Date | May 2016 | Marks available | 2 | Reference code | 16M.2.hl.TZ2.2 |
Level | HL only | Paper | 2 | Time zone | TZ2 |
Command term | Find | Question number | 2 | Adapted from | N/A |
Question
A random variable \(X\) is normally distributed with mean 3 and variance \({2^2}\).
Find \({\text{P}}(0 \leqslant X \leqslant 2)\).
Find \({\text{P}}(\left| X \right| > 1)\).
If \({\text{P}}(X > c) = 0.44\), find the value of \(c\).
Markscheme
\({\text{P}}(0 \leqslant X \leqslant 2) = 0.242\) (M1)A1
[2 marks]
METHOD 1
\({\text{P}}(\left| X \right| > 1) = {\text{P}}(X < - 1) + {\text{P}}(X > 1)\) (M1)
\( = 0.02275 \ldots + 0.84134 \ldots \) (A1)
\( = 0.864\) A1
METHOD 2
\({\text{P}}(\left| X \right| > 1) = 1 - {\text{P}}( - 1 < X < 1)\) (M1)

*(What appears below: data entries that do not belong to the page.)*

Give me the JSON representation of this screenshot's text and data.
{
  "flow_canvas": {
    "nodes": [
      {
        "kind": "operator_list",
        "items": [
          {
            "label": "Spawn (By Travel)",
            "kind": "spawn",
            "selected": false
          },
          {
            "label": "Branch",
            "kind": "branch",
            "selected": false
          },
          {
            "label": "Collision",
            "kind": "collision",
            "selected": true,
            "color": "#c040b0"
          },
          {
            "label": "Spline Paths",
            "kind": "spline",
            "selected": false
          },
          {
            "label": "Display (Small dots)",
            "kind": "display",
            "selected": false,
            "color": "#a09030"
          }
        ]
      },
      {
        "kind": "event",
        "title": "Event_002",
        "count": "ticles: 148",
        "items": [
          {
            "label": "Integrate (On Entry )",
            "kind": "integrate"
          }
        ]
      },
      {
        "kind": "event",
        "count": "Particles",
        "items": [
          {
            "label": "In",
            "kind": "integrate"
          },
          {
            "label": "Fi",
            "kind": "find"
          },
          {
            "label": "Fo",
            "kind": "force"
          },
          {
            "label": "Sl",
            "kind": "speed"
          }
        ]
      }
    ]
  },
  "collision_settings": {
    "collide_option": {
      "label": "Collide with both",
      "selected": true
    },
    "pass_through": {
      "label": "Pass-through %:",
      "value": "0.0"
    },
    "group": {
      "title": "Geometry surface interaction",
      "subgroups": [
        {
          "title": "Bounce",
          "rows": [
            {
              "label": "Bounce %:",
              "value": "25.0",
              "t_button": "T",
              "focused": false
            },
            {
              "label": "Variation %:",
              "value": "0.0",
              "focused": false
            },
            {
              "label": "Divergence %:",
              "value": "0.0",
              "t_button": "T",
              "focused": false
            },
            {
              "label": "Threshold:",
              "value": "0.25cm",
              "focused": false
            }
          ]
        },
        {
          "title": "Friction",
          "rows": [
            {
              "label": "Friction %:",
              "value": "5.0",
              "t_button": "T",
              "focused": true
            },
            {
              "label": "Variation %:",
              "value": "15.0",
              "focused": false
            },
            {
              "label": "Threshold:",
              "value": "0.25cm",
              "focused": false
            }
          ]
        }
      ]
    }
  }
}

\( = 1 - 0.13590 \ldots \) (A1)
\( = 0.864\) A1
[3 marks]
\(c = 3.30\) (M1)A1
[2 marks]
Examiners report
Part (a) was generally well done. In each question part, a number of candidates could have benefited from producing a labelled sketch of the situation.
Part (b) was not well done with many candidates not knowing what \({\text{P}}(\left| X \right| > 1)\) represents. In each question part, a number of candidates could have benefited from producing a labelled sketch of the situation.
In part (c), a number of candidates did not recognise that \({\text{P}}(X > c) = 1 - {\text{P}}(X \leqslant c)\). In each question part, a number of candidates could have benefited from producing a labelled sketch of the situation.